Thanks for getting back to it! Could you please collect monitor's logs with debug_ms=20
and debug_mon=20
during the bootup? Perhaps the underling bind(2)
syscall has failed for 3300
.
#11 Updated by Niklas Hambuechen 11 months ago
Hi Radoslaw, before that, a quick thing for your consideration I just found:
Running monmaptool is step 13 in https://docs.ceph.com/en/pacific/install/manual-deployment/
I believe that the issue is that `monmaptool --create`, generates only v1 addresses, contrary to the docs at:
https://docs.ceph.com/en/pacific/man/8/monmaptool/#cmdoption-monmaptool-add
If the nautilus feature is set, and the port is not, the monitor will be added for both messenger protocols.
Repro:
# monmaptool --create --add test-node-1 '10.0.0.1' --fsid 478b062f-a6e4-4ddf-96e0-7cdad91816e4 testmonmap monmaptool: monmap file testmonmap monmaptool: set fsid to 478b062f-a6e4-4ddf-96e0-7cdad91816e4 monmaptool: writing epoch 0 to testmonmap (1 monitors)

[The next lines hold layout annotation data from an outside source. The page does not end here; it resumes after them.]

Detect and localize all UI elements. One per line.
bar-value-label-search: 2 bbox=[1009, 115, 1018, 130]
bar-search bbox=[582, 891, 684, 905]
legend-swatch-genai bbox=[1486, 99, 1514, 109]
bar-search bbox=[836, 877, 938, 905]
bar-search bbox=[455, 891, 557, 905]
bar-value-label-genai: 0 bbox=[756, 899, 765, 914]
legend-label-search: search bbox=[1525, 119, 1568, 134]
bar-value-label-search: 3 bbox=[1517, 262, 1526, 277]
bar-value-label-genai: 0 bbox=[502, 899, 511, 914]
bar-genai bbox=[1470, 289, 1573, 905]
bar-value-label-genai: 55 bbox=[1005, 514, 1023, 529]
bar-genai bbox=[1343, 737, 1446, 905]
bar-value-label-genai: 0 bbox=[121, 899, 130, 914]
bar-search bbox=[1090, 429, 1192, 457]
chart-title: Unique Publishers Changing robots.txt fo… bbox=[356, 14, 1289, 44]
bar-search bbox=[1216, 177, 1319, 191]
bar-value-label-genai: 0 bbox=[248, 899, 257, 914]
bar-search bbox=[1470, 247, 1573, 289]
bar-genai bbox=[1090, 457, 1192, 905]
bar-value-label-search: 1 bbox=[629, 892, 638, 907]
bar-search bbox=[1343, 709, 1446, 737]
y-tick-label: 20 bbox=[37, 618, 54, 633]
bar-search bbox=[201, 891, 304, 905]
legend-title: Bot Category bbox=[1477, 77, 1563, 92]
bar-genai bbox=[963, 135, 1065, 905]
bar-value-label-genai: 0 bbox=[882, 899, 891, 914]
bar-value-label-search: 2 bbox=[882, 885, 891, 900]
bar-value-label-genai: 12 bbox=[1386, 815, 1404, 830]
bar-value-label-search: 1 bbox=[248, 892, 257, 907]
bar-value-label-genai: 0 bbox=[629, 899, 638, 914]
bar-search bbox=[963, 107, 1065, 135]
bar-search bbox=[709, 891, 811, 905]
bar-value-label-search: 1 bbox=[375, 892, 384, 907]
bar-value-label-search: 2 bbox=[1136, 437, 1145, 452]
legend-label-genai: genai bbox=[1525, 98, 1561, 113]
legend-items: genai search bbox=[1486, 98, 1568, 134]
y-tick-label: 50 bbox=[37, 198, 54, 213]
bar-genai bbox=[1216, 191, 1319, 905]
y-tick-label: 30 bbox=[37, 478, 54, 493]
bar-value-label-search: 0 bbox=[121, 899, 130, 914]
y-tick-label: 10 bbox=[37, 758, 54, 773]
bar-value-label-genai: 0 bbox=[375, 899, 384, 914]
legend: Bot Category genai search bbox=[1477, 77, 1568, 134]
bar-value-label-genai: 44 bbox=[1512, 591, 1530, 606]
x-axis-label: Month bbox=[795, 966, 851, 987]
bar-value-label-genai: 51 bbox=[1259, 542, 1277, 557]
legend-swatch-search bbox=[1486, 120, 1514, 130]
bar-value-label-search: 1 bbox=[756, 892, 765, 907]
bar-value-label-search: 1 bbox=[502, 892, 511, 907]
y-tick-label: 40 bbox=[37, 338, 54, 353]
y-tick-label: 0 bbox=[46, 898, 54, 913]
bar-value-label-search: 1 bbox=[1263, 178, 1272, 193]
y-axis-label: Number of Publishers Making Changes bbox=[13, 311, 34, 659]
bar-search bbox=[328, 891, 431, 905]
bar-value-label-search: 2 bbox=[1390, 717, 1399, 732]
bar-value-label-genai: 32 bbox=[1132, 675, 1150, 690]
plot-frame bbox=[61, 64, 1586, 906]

# monmaptool --print testmonmap monmaptool: monmap file testmonmap epoch 0 fsid 478b062f-a6e4-4ddf-96e0-7cdad91816e4 last_changed 2023-04-26T21:50:00.764055+0200 created 2023-04-26T21:50:00.764055+0200 min_mon_release 0 (unknown) election_strategy: 1 0: v1:10.0.0.1:6789/0 mon.test-node-1
In contrast, this works with --addv (with a `v` at the end):
monmaptool --create --addv test-node-1 '[v2:10.0.0.1:3300,v1:10.0.0.1:6789]' --fsid 478b062f-a6e4-4ddf-96e0-7cdad91816e4 testmonmap-v2
Neither of the following helps:
--feature-set nautilus --feature-set pacific --set-min-mon-release nautilus
This works:
--enable-all-features
#12 Updated by Radoslaw Zarzynski 11 months ago
This might be a doc sure but I'm not sure. Bumping for deep bug scrub.